Les universités sont censées être des lieux de savoir, de partage et d’épanouissement. Malheureusement, ce n’est pas toujours le cas en République Démocratique du Congo. Les affrontements entre étudiants sont courants et les conséquences peuvent être dramatiques. C’est ce qui s’est passé récemment à l’Université Kongo et à l’ISTM Kisantu.

Le bâtiment Luvaka, qui abritait l’auditoire G1 UK Kisantu, a été détruit par un incendie causé par des affrontements entre les étudiants des deux établissements. Trois personnes ont été blessées et de nombreux dégâts matériels ont été constatés. Mais au-delà de ces conséquences directes, il y a un véritable problème de violence étudiante en RDC.
Les raisons de ces affrontements sont multiples. Il peut s’agir de rivalités entre établissements, de conflits politiques ou encore de simples différends personnels. Mais quelle que soit la cause, la violence n’est jamais la solution. Les étudiants doivent comprendre que leur comportement a des conséquences graves pour eux-mêmes, pour les autres étudiants et pour la société dans son ensemble.
Il est donc temps que les autorités prennent des mesures pour mettre fin à ces violences. Les étudiants doivent être sensibilisés aux conséquences de leurs actes et des sanctions doivent être prises en cas de comportement violent. Les établissements doivent travailler ensemble pour favoriser le dialogue et la compréhension entre les étudiants.
Enfin, il est important que la société dans son ensemble prenne conscience de l’importance de l’éducation et de la nécessité de protéger les universités. Ces établissements sont des lieux de formation mais aussi de recherche et de développement. Les détruire par des actes de violence, c’est nuire à l’avenir de tout un pays.
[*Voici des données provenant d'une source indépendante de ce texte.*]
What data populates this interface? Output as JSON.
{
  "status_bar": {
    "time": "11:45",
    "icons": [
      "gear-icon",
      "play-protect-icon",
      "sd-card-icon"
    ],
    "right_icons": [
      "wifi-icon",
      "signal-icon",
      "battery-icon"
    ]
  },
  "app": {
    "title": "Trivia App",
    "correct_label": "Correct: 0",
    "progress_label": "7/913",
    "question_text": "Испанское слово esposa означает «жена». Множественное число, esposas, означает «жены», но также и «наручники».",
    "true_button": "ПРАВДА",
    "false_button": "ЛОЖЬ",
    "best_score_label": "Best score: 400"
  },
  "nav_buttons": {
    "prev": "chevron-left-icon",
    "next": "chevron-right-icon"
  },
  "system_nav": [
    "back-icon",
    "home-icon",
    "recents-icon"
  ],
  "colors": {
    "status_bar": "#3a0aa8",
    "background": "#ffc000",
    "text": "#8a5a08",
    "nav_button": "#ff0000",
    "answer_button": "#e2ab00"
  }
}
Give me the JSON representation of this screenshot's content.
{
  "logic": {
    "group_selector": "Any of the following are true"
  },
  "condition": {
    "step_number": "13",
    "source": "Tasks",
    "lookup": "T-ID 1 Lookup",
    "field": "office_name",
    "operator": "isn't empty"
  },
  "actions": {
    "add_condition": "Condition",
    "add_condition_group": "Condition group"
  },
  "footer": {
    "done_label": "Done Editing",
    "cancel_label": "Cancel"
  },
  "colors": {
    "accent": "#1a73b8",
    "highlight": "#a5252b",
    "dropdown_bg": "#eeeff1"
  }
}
L’incendie du bâtiment Luvaka de l’auditoire G1 UK Kisantu est un triste exemple de la violence étudiante en RDC. Il est temps que les autorités, les établissements et la société dans son ensemble prennent des mesures pour mettre fin à ces affrontements. Les étudiants doivent comprendre que leur comportement a des conséquences graves et qu’il est temps de faire preuve de responsabilité et de respect pour l’éducation et pour les autres.